I told you Shams was ready for marriage at nine, and they married her off at fifteen. Fawwaz came along, and he was twenty-four. He married her and took her to Lebanon. But it wasn’t Fawwaz who came, it was Abu Ahmad Nassar. He asked for her for his son, Fawwaz, who’d finished his studies in engineering at Beirut Arab University and was working for the Resistance. Then he took her to Beirut. The girl got to al-Wahdat and became acquainted with her husband in a small house in the Tal al-Za’atar camp, situated in the eastern suburbs of Beirut. She lived a year and a half to the rhythm of bombardments, the explosions of canons, and the rain of bullets.
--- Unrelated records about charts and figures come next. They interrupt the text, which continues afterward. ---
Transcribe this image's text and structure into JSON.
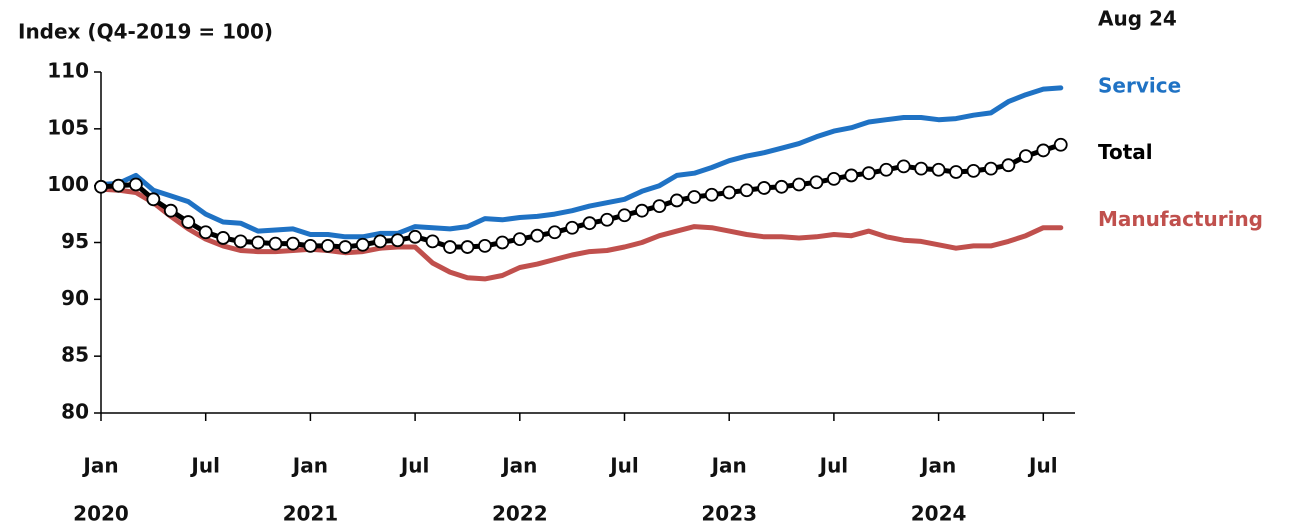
{
  "chart_data": {
    "type": "line",
    "title": "Aug 24",
    "y_label": "Index (Q4-2019 = 100)",
    "categories": [
      "Jan",
      null,
      null,
      null,
      null,
      null,
      "Jul",
      null,
      null,
      null,
      null,
      null,
      "Jan",
      null,
      null,
      null,
      null,
      null,
      "Jul",
      null,
      null,
      null,
      null,
      null,
      "Jan",
      null,
      null,
      null,
      null,
      null,
      "Jul",
      null,
      null,
      null,
      null,
      null,
      "Jan",
      null,
      null,
      null,
      null,
      null,
      "Jul",
      null,
      null,
      null,
      null,
      null,
      "Jan",
      null,
      null,
      null,
      null,
      null,
      "Jul",
      null
    ],
    "years": [
      "2020",
      "2021",
      "2022",
      "2023",
      "2024"
    ],
    "ylim": [
      80,
      110
    ],
    "yticks": [
      80,
      85,
      90,
      95,
      100,
      105,
      110
    ],
    "series": [
      {
        "name": "Service",
        "color": "#1f72c4",
        "markers": false,
        "values": [
          100.1,
          100.2,
          100.9,
          99.6,
          99.1,
          98.6,
          97.5,
          96.8,
          96.7,
          96.0,
          96.1,
          96.2,
          95.7,
          95.7,
          95.5,
          95.5,
          95.8,
          95.8,
          96.4,
          96.3,
          96.2,
          96.4,
          97.1,
          97.0,
          97.2,
          97.3,
          97.5,
          97.8,
          98.2,
          98.5,
          98.8,
          99.5,
          100.0,
          100.9,
          101.1,
          101.6,
          102.2,
          102.6,
          102.9,
          103.3,
          103.7,
          104.3,
          104.8,
          105.1,
          105.6,
          105.8,
          106.0,
          106.0,
          105.8,
          105.9,
          106.2,
          106.4,
          107.4,
          108.0,
          108.5,
          108.6
        ]
      },
      {
        "name": "Total",
        "color": "#000000",
        "markers": true,
        "values": [
          99.9,
          100.0,
          100.1,
          98.8,
          97.8,
          96.8,
          95.9,
          95.4,
          95.1,
          95.0,
          94.9,
          94.9,
          94.7,
          94.7,
          94.6,
          94.8,
          95.1,
          95.2,
          95.5,
          95.1,
          94.6,
          94.6,
          94.7,
          95.0,
          95.3,
          95.6,
          95.9,
          96.3,
          96.7,
          97.0,
          97.4,
          97.8,
          98.2,
          98.7,
          99.0,
          99.2,
          99.4,
          99.6,
          99.8,
          99.9,
          100.1,
          100.3,
          100.6,
          100.9,
          101.1,
          101.4,
          101.7,
          101.5,
          101.4,
          101.2,
          101.3,
          101.5,
          101.8,
          102.6,
          103.1,
          103.6
        ]
      },
      {
        "name": "Manufacturing",
        "color": "#c0504d",
        "markers": false,
        "values": [
          99.7,
          99.6,
          99.4,
          98.5,
          97.3,
          96.2,
          95.3,
          94.7,
          94.3,
          94.2,
          94.2,
          94.3,
          94.4,
          94.3,
          94.1,
          94.2,
          94.5,
          94.6,
          94.6,
          93.2,
          92.4,
          91.9,
          91.8,
          92.1,
          92.8,
          93.1,
          93.5,
          93.9,
          94.2,
          94.3,
          94.6,
          95.0,
          95.6,
          96.0,
          96.4,
          96.3,
          96.0,
          95.7,
          95.5,
          95.5,
          95.4,
          95.5,
          95.7,
          95.6,
          96.0,
          95.5,
          95.2,
          95.1,
          94.8,
          94.5,
          94.7,
          94.7,
          95.1,
          95.6,
          96.3,
          96.3
        ]
      }
    ]
  }
}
She said her husband scared her more than the war.

“He’d only have sex with me when we were being shelled. He was the devil incarnate. I never saw him except inside the house. He’d turn up from nowhere covered in dust, having left his position. He’d come to me coated in dust and sweat and take me without taking off his clothes. I never once saw him naked.

“He was an officer in the camp’s militia, but I don’t know anything about his duties. He never told me.